Un corps désarticulé avant d’être placé dans un nouveau corps

À l’intérieur des urnes remplies de sédiments, les premières analyses ont mis en évidence la présence d’os humains dans les plus grandes, mais aussi de poissons, de tortues et d’autres chéloniens (reptiles dont le tronc est enfermé dans une carapace) dans les plus petites. Selon les archéologues, ces récipients font partie intégrante de pratiques funéraires complexes, élaborées par ces populations indigènes fluviales vivant en lien étroit avec leur environnement.

Leur forme s’inscrit également dans un processus spécifique d’inhumation que les chercheurs reconstituent ainsi: « L’inhumation primaire consiste à enterrer les individus dans le sol ou à les placer dans des paniers dans la rivière afin que les poissons consomment les tissus mous, raconte Geórgea Holanda. Ensuite, les os sont désarticulés, incinérés, soumis à un rituel funéraire, et le corps est enfin placé dans un nouveau corps – l’urne – qui est scellé et enterré. »
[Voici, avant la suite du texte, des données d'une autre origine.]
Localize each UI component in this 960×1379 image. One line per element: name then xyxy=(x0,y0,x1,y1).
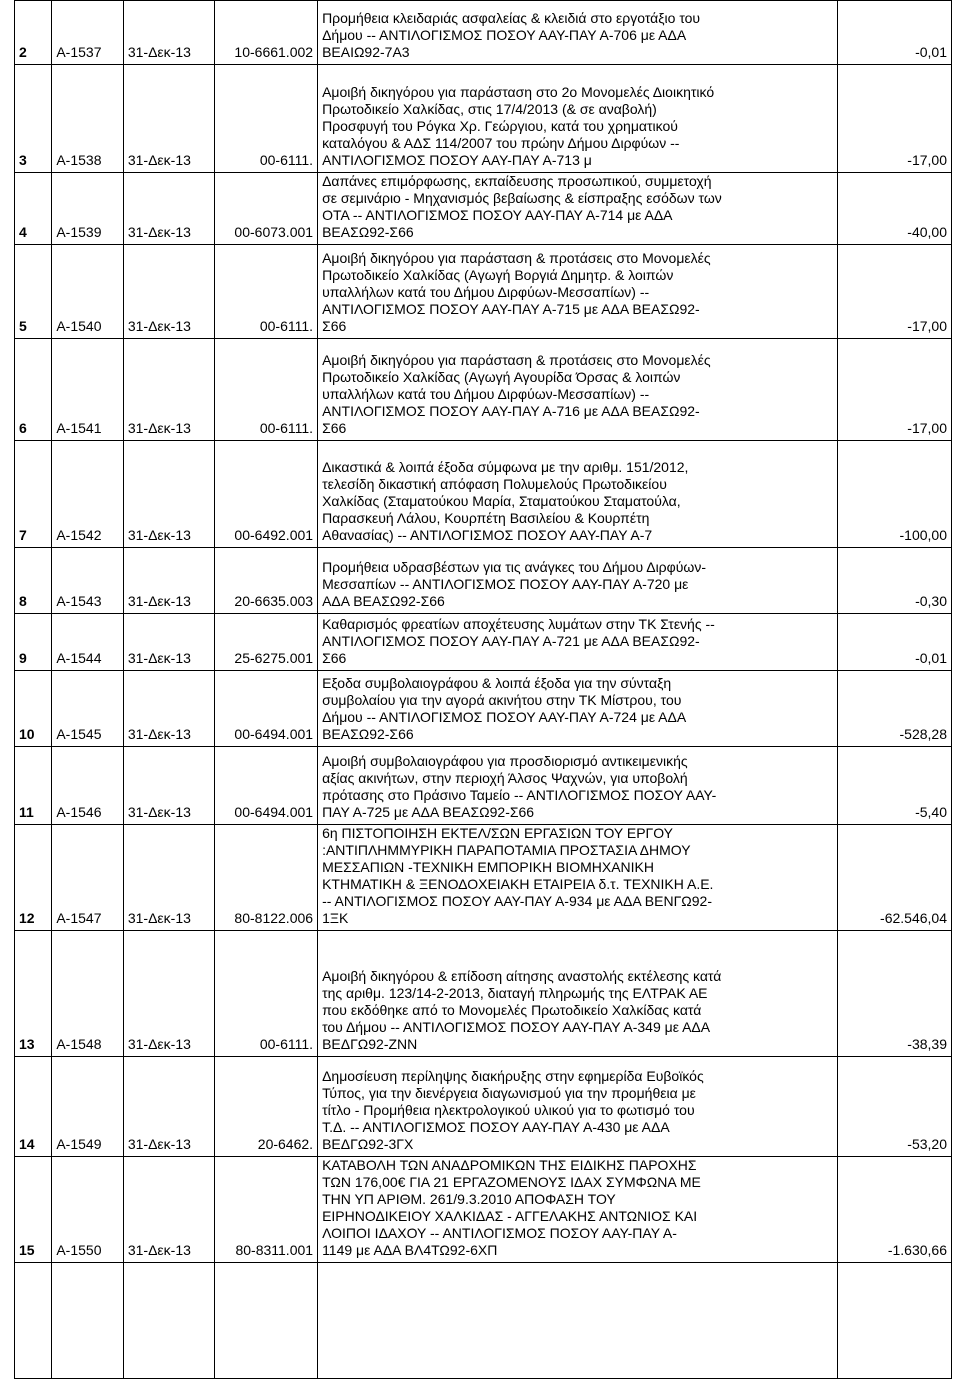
description xyxy=(318,1157,838,1263)
table-row xyxy=(15,1157,952,1263)
account-code: 80-8122.006 xyxy=(214,825,318,931)
description-text: Προμήθεια υδρασβέστων για τις ανάγκες του Δήμου Διρφύων- Μεσσαπίων -- ΑΝΤΙΛΟΓΙΣΜΟΣ ΠΟΣΟΥ ΑΑΥ-ΠΑΥ Α-720 με ΑΔΑ ΒΕΑΣΩ92-Σ66 xyxy=(322,559,706,609)
amount: -17,00 xyxy=(837,245,951,339)
description-text: Προμήθεια κλειδαριάς ασφαλείας & κλειδιά στο εργοτάξιο του Δήμου -- ΑΝΤΙΛΟΓΙΣΜΟΣ ΠΟΣΟΥ ΑΑΥ-ΠΑΥ Α-706 με ΑΔΑ ΒΕΑΙΩ92-7Α3 xyxy=(322,10,701,60)
description xyxy=(318,931,838,1057)
description-text: ΚΑΤΑΒΟΛΗ ΤΩΝ ΑΝΑΔΡΟΜΙΚΩΝ ΤΗΣ ΕΙΔΙΚΗΣ ΠΑΡΟΧΗΣ ΤΩΝ 176,00€ ΓΙΑ 21 ΕΡΓΑΖΟΜΕΝΟΥΣ ΙΔΑΧ ΣΥΜΦΩΝΑ ΜΕ ΤΗΝ ΥΠ ΑΡΙΘΜ. 261/9.3.2010 ΑΠΟΦΑΣΗ ΤΟΥ ΕΙΡΗΝΟΔΙΚΕΙΟΥ ΧΑΛΚΙΔΑΣ - ΑΓΓΕΛΑΚΗΣ ΑΝΤΩΝΙΟΣ ΚΑΙ ΛΟΙΠΟΙ ΙΔΑΧΟΥ -- ΑΝΤΙΛΟΓΙΣΜΟΣ ΠΟΣΟΥ ΑΑΥ-ΠΑΥ Α- 1149 με ΑΔΑ ΒΛ4ΤΩ92-6ΧΠ xyxy=(322,1157,701,1258)
description-text: Αμοιβή δικηγόρου & επίδοση αίτησης αναστολής εκτέλεσης κατά της αριθμ. 123/14-2-2013, διαταγή πληρωμής της ΕΛΤΡΑΚ ΑΕ που εκδόθηκε από το Μονομελές Πρωτοδικείο Χαλκίδας κατά του Δήμου -- ΑΝΤΙΛΟΓΙΣΜΟΣ ΠΟΣΟΥ ΑΑΥ-ΠΑΥ Α-349 με ΑΔΑ ΒΕΔΓΩ92-ΖΝΝ xyxy=(322,968,722,1052)
description-text: 6η ΠΙΣΤΟΠΟΙΗΣΗ ΕΚΤΕΛ/ΣΩΝ ΕΡΓΑΣΙΩΝ ΤΟΥ ΕΡΓΟΥ :ΑΝΤΙΠΛΗΜΜΥΡΙΚΗ ΠΑΡΑΠΟΤΑΜΙΑ ΠΡΟΣΤΑΣΙΑ ΔΗΜΟΥ ΜΕΣΣΑΠΙΩΝ -ΤΕΧΝΙΚΗ ΕΜΠΟΡΙΚΗ ΒΙΟΜΗΧΑΝΙΚΗ ΚΤΗΜΑΤΙΚΗ & ΞΕΝΟΔΟΧΕΙΑΚΗ ΕΤΑΙΡΕΙΑ δ.τ. ΤΕΧΝΙΚΗ Α.Ε. -- ΑΝΤΙΛΟΓΙΣΜΟΣ ΠΟΣΟΥ ΑΑΥ-ΠΑΥ Α-934 με ΑΔΑ ΒΕΝΓΩ92- 1ΞΚ xyxy=(322,825,714,926)
row-number: 6 xyxy=(15,339,52,441)
entry-date: 31-Δεκ-13 xyxy=(123,65,214,173)
description xyxy=(318,614,838,671)
amount: -5,40 xyxy=(837,747,951,825)
account-code xyxy=(214,1263,318,1379)
row-number: 5 xyxy=(15,245,52,339)
description-text: Δημοσίευση περίληψης διακήρυξης στην εφημερίδα Ευβοϊκός Τύπος, για την διενέργεια διαγωνισμού για την προμήθεια με τίτλο - Προμήθεια ηλεκτρολογικού υλικού για το φωτισμό του Τ.Δ. -- ΑΝΤΙΛΟΓΙΣΜΟΣ ΠΟΣΟΥ ΑΑΥ-ΠΑΥ Α-430 με ΑΔΑ ΒΕΔΓΩ92-3ΓΧ xyxy=(322,1068,704,1152)
entry-date: 31-Δεκ-13 xyxy=(123,671,214,747)
entry-date: 31-Δεκ-13 xyxy=(123,1157,214,1263)
description xyxy=(318,1263,838,1379)
row-number: 12 xyxy=(15,825,52,931)
entry-date: 31-Δεκ-13 xyxy=(123,931,214,1057)
description xyxy=(318,548,838,614)
row-number: 9 xyxy=(15,614,52,671)
voucher-code: Α-1550 xyxy=(52,1157,124,1263)
voucher-code xyxy=(52,1263,124,1379)
amount: -40,00 xyxy=(837,173,951,245)
voucher-code: Α-1537 xyxy=(52,1,124,65)
account-code: 00-6494.001 xyxy=(214,671,318,747)
description xyxy=(318,1,838,65)
voucher-code: Α-1538 xyxy=(52,65,124,173)
voucher-code: Α-1539 xyxy=(52,173,124,245)
table-row xyxy=(15,1263,952,1379)
row-number: 14 xyxy=(15,1057,52,1157)
description xyxy=(318,339,838,441)
amount: -0,01 xyxy=(837,614,951,671)
voucher-code: Α-1544 xyxy=(52,614,124,671)
table-row xyxy=(15,65,952,173)
voucher-code: Α-1546 xyxy=(52,747,124,825)
amount: -100,00 xyxy=(837,441,951,548)
account-code: 20-6635.003 xyxy=(214,548,318,614)
amount: -1.630,66 xyxy=(837,1157,951,1263)
account-code: 00-6492.001 xyxy=(214,441,318,548)
entry-date: 31-Δεκ-13 xyxy=(123,825,214,931)
table-row xyxy=(15,245,952,339)
voucher-code: Α-1547 xyxy=(52,825,124,931)
voucher-code: Α-1549 xyxy=(52,1057,124,1157)
amount: -38,39 xyxy=(837,931,951,1057)
entry-date xyxy=(123,1263,214,1379)
description xyxy=(318,825,838,931)
voucher-code: Α-1541 xyxy=(52,339,124,441)
description xyxy=(318,441,838,548)
table-row xyxy=(15,931,952,1057)
row-number: 15 xyxy=(15,1157,52,1263)
description-text: Εξοδα συμβολαιογράφου & λοιπά έξοδα για την σύνταξη συμβολαίου για την αγορά ακινήτου στην ΤΚ Μίστρου, του Δήμου -- ΑΝΤΙΛΟΓΙΣΜΟΣ ΠΟΣΟΥ ΑΑΥ-ΠΑΥ Α-724 με ΑΔΑ ΒΕΑΣΩ92-Σ66 xyxy=(322,675,687,742)
account-code: 10-6661.002 xyxy=(214,1,318,65)
account-code: 00-6111. xyxy=(214,339,318,441)
row-number: 8 xyxy=(15,548,52,614)
row-number xyxy=(15,1263,52,1379)
entry-date: 31-Δεκ-13 xyxy=(123,747,214,825)
table-row xyxy=(15,747,952,825)
amount: -0,30 xyxy=(837,548,951,614)
entry-date: 31-Δεκ-13 xyxy=(123,441,214,548)
account-code: 20-6462. xyxy=(214,1057,318,1157)
entry-date: 31-Δεκ-13 xyxy=(123,614,214,671)
description xyxy=(318,671,838,747)
table-row xyxy=(15,548,952,614)
account-code: 80-8311.001 xyxy=(214,1157,318,1263)
entry-date: 31-Δεκ-13 xyxy=(123,1057,214,1157)
voucher-code: Α-1548 xyxy=(52,931,124,1057)
table-row xyxy=(15,441,952,548)
description xyxy=(318,173,838,245)
amount xyxy=(837,1263,951,1379)
voucher-code: Α-1540 xyxy=(52,245,124,339)
row-number: 11 xyxy=(15,747,52,825)
table-row xyxy=(15,339,952,441)
amount: -0,01 xyxy=(837,1,951,65)
amount: -17,00 xyxy=(837,65,951,173)
account-code: 00-6494.001 xyxy=(214,747,318,825)
row-number: 10 xyxy=(15,671,52,747)
row-number: 13 xyxy=(15,931,52,1057)
row-number: 2 xyxy=(15,1,52,65)
ledger-table xyxy=(14,0,952,1379)
table-row xyxy=(15,1,952,65)
account-code: 25-6275.001 xyxy=(214,614,318,671)
row-number: 3 xyxy=(15,65,52,173)
entry-date: 31-Δεκ-13 xyxy=(123,173,214,245)
description-text: Αμοιβή συμβολαιογράφου για προσδιορισμό αντικειμενικής αξίας ακινήτων, στην περιοχή Άλσος Ψαχνών, για υποβολή πρότασης στο Πράσινο Ταμείο -- ΑΝΤΙΛΟΓΙΣΜΟΣ ΠΟΣΟΥ ΑΑΥ- ΠΑΥ Α-725 με ΑΔΑ ΒΕΑΣΩ92-Σ66 xyxy=(322,753,717,820)
description xyxy=(318,747,838,825)
voucher-code: Α-1542 xyxy=(52,441,124,548)
row-number: 4 xyxy=(15,173,52,245)
amount: -53,20 xyxy=(837,1057,951,1157)
description-text: Αμοιβή δικηγόρου για παράσταση & προτάσεις στο Μονομελές Πρωτοδικείο Χαλκίδας (Αγωγή Αγουρίδα Όρσας & λοιπών υπαλλήλων κατά του Δήμου Διρφύων-Μεσσαπίων) -- ΑΝΤΙΛΟΓΙΣΜΟΣ ΠΟΣΟΥ ΑΑΥ-ΠΑΥ Α-716 με ΑΔΑ ΒΕΑΣΩ92- Σ66 xyxy=(322,352,711,436)
description xyxy=(318,65,838,173)
table-row xyxy=(15,173,952,245)
amount: -17,00 xyxy=(837,339,951,441)
description xyxy=(318,1057,838,1157)
description-text: Δαπάνες επιμόρφωσης, εκπαίδευσης προσωπικού, συμμετοχή σε σεμινάριο - Μηχανισμός βεβαίωσης & είσπραξης εσόδων των ΟΤΑ -- ΑΝΤΙΛΟΓΙΣΜΟΣ ΠΟΣΟΥ ΑΑΥ-ΠΑΥ Α-714 με ΑΔΑ ΒΕΑΣΩ92-Σ66 xyxy=(322,173,722,240)
entry-date: 31-Δεκ-13 xyxy=(123,1,214,65)
voucher-code: Α-1545 xyxy=(52,671,124,747)
description-text: Δικαστικά & λοιπά έξοδα σύμφωνα με την αριθμ. 151/2012, τελεσίδη δικαστική απόφαση Πολυμελούς Πρωτοδικείου Χαλκίδας (Σταματούκου Μαρία, Σταματούκου Σταματούλα, Παρασκευή Λάλου, Κουρπέτη Βασιλείου & Κουρπέτη Αθανασίας) -- ΑΝΤΙΛΟΓΙΣΜΟΣ ΠΟΣΟΥ ΑΑΥ-ΠΑΥ Α-7 xyxy=(322,459,689,543)
entry-date: 31-Δεκ-13 xyxy=(123,339,214,441)
table-row xyxy=(15,1057,952,1157)
voucher-code: Α-1543 xyxy=(52,548,124,614)
description-text: Αμοιβή δικηγόρου για παράσταση στο 2ο Μονομελές Διοικητικό Πρωτοδικείο Χαλκίδας, στις 17/4/2013 (& σε αναβολή) Προσφυγή του Ρόγκα Χρ. Γεώργιου, κατά του χρηματικού καταλόγου & ΑΔΣ 114/2007 του πρώην Δήμου Διρφύων -- ΑΝΤΙΛΟΓΙΣΜΟΣ ΠΟΣΟΥ ΑΑΥ-ΠΑΥ Α-713 μ xyxy=(322,84,715,168)
account-code: 00-6111. xyxy=(214,65,318,173)
amount: -62.546,04 xyxy=(837,825,951,931)
row-number: 7 xyxy=(15,441,52,548)
account-code: 00-6111. xyxy=(214,245,318,339)
account-code: 00-6073.001 xyxy=(214,173,318,245)
table-row xyxy=(15,671,952,747)
amount: -528,28 xyxy=(837,671,951,747)
description-text: Αμοιβή δικηγόρου για παράσταση & προτάσεις στο Μονομελές Πρωτοδικείο Χαλκίδας (Αγωγή Βοργιά Δημητρ. & λοιπών υπαλλήλων κατά του Δήμου Διρφύων-Μεσσαπίων) -- ΑΝΤΙΛΟΓΙΣΜΟΣ ΠΟΣΟΥ ΑΑΥ-ΠΑΥ Α-715 με ΑΔΑ ΒΕΑΣΩ92- Σ66 xyxy=(322,250,711,334)
entry-date: 31-Δεκ-13 xyxy=(123,548,214,614)
description xyxy=(318,245,838,339)
entry-date: 31-Δεκ-13 xyxy=(123,245,214,339)
table-row xyxy=(15,825,952,931)
description-text: Καθαρισμός φρεατίων αποχέτευσης λυμάτων στην ΤΚ Στενής -- ΑΝΤΙΛΟΓΙΣΜΟΣ ΠΟΣΟΥ ΑΑΥ-ΠΑΥ Α-721 με ΑΔΑ ΒΕΑΣΩ92- Σ66 xyxy=(322,616,715,666)
table-row xyxy=(15,614,952,671)
account-code: 00-6111. xyxy=(214,931,318,1057)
Qui les a enterrées et quand?

Mais quand ces inhumations ont-elles eu lieu? Impossible de le dire pour le moment, les chercheurs estimant qu’elles pourraient dater tout aussi bien de 200 que de 3000 ans. Leur objectif sera donc de réduire cette fourchette temporelle, mais aussi de rattacher ces urnes à une population indigène. Or établir ce type de lien sera tout aussi hasardeux, précisent-ils, en raison de la multiplicité des groupes qui ont peuplé l’Amazonie et parce que la plupart d’entre eux ont disparu.

« Une archéologie de l’intérieur »

Fait notable, les chercheurs de l’Institut Mamirauá soulignent combien leur travail dépend étroitement de la population locale dont la composition ethnique illustre l’histoire de cette région reculée. Les habitants du Médio Rio Solimões descendent en effet de populations indigènes, mais aussi de quelques Européens, et de personnes originaires du nord-est du Brésil qui sont venues pour travailler dans l’extraction du latex entre 1850 et 1940. Fouiller dans la région relève ainsi d’une forme d’archéologie spécifique, qui s’intéresse tout autant au passé qu’au présent, « une archéologie de l’intérieur, selon les termes de Márcio Amaral. Nous avons participé à la pêche des pirarucus, nous avons campé ensemble, nous avons suivi leur rythme. Et nous avons beaucoup appris, sur le comportement des animaux comme sur l’utilisation des plantes. C’est un échange à double sens ».

Il valait donc la peine de souffrir les longs trajets sur l’Amazone dans la chaleur et l’humidité, incluant piqûres de moustiques, de tiques et autres insectes plus exotiques. Mais, après avoir bravé tous ces dangers, un obstacle les empêche quand même de poursuivre leurs recherches comme ils le souhaiteraient: le manque d’argent.